Les lieutenants des maréchaux de France avaient les mêmes attributions de police que les maréchaux, pouvaient faire comparaître les parties dans les mêmes conditions. Mais ils ne pouvaient juger leur différend que si elles y consentaient. Sinon, ils devaient les renvoyer par-devant les maréchaux de France. Et, si leurs ordonnances intéressaient l'honneur d'un gentilhomme, ils ne devaient pas la faire exécuter sans avoir rendu compte au Tribunal et sans avoir reçu son approbation [...]. Il ne pouvait en être autrement que dans les cas très urgents. Dans toutes les hypothèses, les lieutenants devaient tenir les maréchaux de France exactement et immédiatement au courant de leurs décisions. Si l'affaire était grave et si la preuve des voies de fait pouvait dépérir, les lieutenants devaient entendre ou faire entendre tous témoins utiles sans attendre une réponse du Tribunal.Dès leur réception, les lieutenants devaient entrer en relations avec le prévôt général de la maréchaussée du département qui, de son côté, devait les faire connaître par les brigades qui étaient sous ses ordres. Les lieutenants pouvaient donner des ordres aux officiers commandant les cavaliers, mais non directement aux cavaliers.Les lieutenants des maréchaux de France devaient exercer effectivement leurs fonctions et ne pouvaient quitter leur département sans l'autorisation du maréchal-doyen.

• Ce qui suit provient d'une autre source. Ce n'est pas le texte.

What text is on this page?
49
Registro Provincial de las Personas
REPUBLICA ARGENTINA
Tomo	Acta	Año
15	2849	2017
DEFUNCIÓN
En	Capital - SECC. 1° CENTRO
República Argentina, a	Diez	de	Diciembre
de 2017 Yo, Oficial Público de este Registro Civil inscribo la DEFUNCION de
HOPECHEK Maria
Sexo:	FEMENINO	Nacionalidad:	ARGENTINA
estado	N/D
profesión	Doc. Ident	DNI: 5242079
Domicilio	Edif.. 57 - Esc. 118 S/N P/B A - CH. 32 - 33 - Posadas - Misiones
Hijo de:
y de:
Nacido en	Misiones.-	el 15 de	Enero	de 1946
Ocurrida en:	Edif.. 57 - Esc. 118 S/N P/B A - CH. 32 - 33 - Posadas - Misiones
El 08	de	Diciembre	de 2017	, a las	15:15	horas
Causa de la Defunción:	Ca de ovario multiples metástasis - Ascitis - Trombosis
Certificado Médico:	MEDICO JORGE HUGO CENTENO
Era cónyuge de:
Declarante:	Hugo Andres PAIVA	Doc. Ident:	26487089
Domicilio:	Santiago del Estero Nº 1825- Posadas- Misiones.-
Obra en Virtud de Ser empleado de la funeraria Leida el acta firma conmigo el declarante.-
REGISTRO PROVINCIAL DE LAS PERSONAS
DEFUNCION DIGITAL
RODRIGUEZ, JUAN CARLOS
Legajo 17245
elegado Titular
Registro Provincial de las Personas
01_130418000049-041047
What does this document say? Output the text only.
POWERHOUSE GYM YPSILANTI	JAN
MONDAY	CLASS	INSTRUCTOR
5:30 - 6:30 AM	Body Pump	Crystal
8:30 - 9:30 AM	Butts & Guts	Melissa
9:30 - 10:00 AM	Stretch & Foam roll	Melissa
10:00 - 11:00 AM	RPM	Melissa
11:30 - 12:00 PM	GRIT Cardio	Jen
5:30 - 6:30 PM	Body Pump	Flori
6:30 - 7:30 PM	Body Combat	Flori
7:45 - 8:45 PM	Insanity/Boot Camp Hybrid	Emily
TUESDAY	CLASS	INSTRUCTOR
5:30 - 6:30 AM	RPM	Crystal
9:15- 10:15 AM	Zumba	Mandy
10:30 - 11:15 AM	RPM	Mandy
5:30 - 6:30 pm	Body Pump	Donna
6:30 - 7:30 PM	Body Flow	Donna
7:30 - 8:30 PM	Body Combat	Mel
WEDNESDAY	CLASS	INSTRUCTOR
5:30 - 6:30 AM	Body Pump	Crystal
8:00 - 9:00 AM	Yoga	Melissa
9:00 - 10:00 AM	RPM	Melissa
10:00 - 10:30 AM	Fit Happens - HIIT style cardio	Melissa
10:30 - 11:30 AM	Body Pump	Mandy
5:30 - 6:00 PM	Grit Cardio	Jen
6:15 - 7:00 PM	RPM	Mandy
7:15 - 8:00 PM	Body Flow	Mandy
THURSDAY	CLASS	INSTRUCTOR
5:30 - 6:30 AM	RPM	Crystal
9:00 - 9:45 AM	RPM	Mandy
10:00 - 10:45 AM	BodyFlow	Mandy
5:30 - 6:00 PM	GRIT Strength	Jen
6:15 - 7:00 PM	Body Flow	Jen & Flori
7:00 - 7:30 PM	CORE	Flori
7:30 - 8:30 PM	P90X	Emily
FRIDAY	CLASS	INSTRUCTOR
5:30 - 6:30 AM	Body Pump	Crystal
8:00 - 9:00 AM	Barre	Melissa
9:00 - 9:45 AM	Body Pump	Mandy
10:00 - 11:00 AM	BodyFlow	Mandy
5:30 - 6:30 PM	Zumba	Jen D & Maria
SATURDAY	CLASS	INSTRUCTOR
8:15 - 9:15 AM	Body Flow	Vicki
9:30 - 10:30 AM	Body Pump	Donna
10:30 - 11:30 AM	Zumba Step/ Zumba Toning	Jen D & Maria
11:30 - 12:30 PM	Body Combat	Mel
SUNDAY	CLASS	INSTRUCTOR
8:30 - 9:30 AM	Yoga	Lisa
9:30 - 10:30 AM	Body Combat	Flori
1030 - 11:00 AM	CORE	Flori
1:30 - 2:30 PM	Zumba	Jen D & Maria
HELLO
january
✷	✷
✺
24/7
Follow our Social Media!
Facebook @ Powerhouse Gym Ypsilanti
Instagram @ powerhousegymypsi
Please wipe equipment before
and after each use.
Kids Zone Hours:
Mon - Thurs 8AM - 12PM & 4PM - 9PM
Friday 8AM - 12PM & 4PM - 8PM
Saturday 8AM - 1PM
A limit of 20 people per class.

Au mois de juin 1713, notamment, le duc d'Estrées et le comte d'Harcourt, soupçonnés de vouloir en découdre, n'ont pas voulu [rester sous la surveillance d'agents du Tribunal] ; le premier en tant que duc, le second comme prince étranger, préétendirent qu'ils n'étaient pas justiciables des maréchaux de France ; trois de ceux-ci ont bien fini par régler le différend, mais il fut précisé qu'ils n'étaient pas mandatés par leurs collègues et que le Roi leur avait donné une commission exprès. Cet incident montre que le Roi ne pouvait pas élever à la dignité de maréchal de France des personnes d'une qualité inférieure à celle des gentilshommes susceptibles de comparaître devant le tribunal du Point d'honneur.
Des édits de 1693 et 1702 créent un lieutenant des maréchaux par bailliage et par duché-pairie, chiffre porté à deux en 1707 ; à la fin de l'Ancien Régime on compte environ 370 de ces charges. Elles sont vénales jusqu'en 1771.
L'ordonnance de 1693 ne requiert pas explicitement la noblesse des lieutenants des maréchaux de France. Cela est cependant sous-entendu. La déclaration du 13 janvier 1771 est quant à elle plus explicite : désormais nul ne peut en être pourvu s'il n'est gentilhomme et militaire. Le contrôle est effectué par les maréchaux de France, qui exigent des postulants trois degrés de noblesse et le grade de capitaine. Cependant "pour des considérations particulières" les maréchaux de France sont parfois amenés à s'écarter de cette règle.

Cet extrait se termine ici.